その時の目玉は、ジュゼッペ・アルチンボルトの「ウェルトゥムヌス(ルドルフ2世)」です。「ウェルトゥムヌス」とは、季節の変化、果樹園を司るローマ神話の神のこと。アルチンボルト、晩年の傑作です。「ダブル・イメージ」、皇帝ルドルフ2世の顔を植物で覆い尽くし、怪物のような顔に描いたアルチンボルト。皇帝を揶揄したと思われてもしかたがないような、一目観て忘れられないグロテスクな絵画でした。


今回の「だまし絵Ⅱ 進化するだまし絵」も、目玉はやはりジュゼッペ・アルチンボルトの「司書」と「ソムリエ(ウェイター)」でした。
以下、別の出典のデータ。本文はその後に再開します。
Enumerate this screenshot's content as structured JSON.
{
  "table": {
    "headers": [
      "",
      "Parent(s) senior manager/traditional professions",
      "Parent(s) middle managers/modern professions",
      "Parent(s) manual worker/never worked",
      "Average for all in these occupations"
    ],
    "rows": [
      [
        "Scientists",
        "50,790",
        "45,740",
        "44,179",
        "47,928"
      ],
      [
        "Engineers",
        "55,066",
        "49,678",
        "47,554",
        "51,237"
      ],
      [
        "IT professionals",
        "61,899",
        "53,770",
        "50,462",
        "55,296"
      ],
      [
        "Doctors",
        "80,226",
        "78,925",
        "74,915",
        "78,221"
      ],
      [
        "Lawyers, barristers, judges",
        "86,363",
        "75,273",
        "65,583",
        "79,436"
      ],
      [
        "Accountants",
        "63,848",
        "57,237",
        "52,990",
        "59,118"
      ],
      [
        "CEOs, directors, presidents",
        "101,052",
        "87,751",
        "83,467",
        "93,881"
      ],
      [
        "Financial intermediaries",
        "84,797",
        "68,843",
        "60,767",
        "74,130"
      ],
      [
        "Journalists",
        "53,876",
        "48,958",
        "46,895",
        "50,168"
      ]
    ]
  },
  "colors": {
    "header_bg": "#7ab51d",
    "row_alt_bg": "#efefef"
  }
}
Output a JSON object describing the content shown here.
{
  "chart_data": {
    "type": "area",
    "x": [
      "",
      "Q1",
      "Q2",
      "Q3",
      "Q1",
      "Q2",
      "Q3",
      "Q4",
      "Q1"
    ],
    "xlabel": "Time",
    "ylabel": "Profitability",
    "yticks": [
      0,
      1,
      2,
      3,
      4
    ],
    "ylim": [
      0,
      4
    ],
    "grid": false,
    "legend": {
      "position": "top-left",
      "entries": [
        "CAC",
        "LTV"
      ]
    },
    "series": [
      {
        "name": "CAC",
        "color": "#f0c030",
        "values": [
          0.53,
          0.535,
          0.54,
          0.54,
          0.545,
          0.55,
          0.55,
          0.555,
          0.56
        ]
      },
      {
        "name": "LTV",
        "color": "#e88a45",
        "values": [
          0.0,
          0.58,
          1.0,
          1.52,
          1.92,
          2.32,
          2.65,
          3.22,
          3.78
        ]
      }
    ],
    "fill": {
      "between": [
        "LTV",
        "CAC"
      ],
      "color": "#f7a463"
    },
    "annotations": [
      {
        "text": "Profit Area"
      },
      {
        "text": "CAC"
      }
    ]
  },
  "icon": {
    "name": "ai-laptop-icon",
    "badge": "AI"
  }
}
「司書」は、アルチンボルトが最初に仕えた皇帝マクシミリアン2世の周辺の人物で、1554年に宮廷の歴史を記録する修史官に皇帝から任命されたウォルフガング・ラツィウスという博学な人物といわれています。彼は皇帝の美術品蒐集室の責任者で、図書館も取り仕切っていました。この人物、躯体と頭部は積んだ本、髪は開いた本、髭はハタキ、唇はハタキの房が付いた棒の先、指はしおりで、まさに本の虫です。


「ソムリエ」は、大阪新美術館所蔵で、「ウェイター」という題名は大阪市が購入時に付けたもの。「ワイン蔵」とも題されたこの作品に描かれた人物を構成するものは、ワインを蔵で管理し、それを試飲してテーブルに出すまでの品々です。胴体と腕が樽で、樽から瓶にワインを詰めるための漏斗も描かれています。頬は陶製の壺、額は皮袋を被せた瓶でその注ぎ口が耳、首は藤等を編んだものを被せた瓶で、その口が目になっています。鼻は何かの器に見えるが、髭と口を構成する蓋付の容器は携帯用のグラス入れです。肩の皿の紋章はハプスブルク家のスペイン王フィリペ2世のものです。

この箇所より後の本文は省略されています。